I had many two and four legged friends growing up in the pueblo but my closest friends were the four legged ones. My horse and my dog.

My beloved wire-haired terrier had died and I was broken hearted for weeks. My mother was visiting her parents for a week when I saw an ad in the Albuquerque Journal advertising collies for sale. I had watched Lassie movies and was enamored by the idea of a collie. My father took me to Albuquerque to look at the dogs. There was only one left - the runt of the litter, skinny and frail without papers. The owner said I could have him for two dollars. After much convincing, my father agreed that I could buy the dog. It was love at first sight but my mother was furious when she returned home to find this skinny, frail creature, who also had seizures, in the house. I finally convinced her that he would grow into a small dog. Over time the "ugly duckling" grew out of his seizures and turned into a magnificent dog .

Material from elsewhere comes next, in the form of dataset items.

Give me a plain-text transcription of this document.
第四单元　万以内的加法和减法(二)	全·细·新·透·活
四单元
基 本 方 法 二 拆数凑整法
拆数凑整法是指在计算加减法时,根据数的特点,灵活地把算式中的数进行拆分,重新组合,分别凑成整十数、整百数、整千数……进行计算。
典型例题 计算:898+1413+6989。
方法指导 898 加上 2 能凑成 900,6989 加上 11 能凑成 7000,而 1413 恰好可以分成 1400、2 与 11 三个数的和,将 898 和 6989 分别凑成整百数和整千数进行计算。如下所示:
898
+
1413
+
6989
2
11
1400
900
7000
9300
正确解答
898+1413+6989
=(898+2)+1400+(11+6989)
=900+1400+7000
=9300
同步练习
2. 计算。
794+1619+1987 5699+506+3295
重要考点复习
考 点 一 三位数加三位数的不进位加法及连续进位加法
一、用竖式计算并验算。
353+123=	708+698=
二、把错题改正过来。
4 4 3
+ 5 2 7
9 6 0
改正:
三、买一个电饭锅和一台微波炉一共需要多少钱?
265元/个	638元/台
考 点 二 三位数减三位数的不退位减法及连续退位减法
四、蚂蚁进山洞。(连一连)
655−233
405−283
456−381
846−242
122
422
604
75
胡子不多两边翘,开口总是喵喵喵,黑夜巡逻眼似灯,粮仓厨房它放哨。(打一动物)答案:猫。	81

He was a white collie with a sable saddle over his side and a star on his forehead.

He walked one mile with me every day to school through the pueblo, across an irrigation ditch and through an orchard. Then at 4:00 PM, when school was out he was always there waiting for me at the school yard gate. Always. Then one day he wasn't there and I was frantic. Several of my Pueblo friends say they saw a tourist car full of anglos stop and throw a blanket over him and drive away. I was stricken. Everyday I called and called to him, La LLorona had nothing on me. Two months later I heard a weak bark and I jumped out of bed and ran to the door. There he was, all matted and the pads almost worn off his feet where he had traveled a long distance to return home. He was so beautiful, he was stolen one other time but the state police found the car and brought him back.

He was a ferocious protector and he made it safe for me wander around the country side with him always at my side.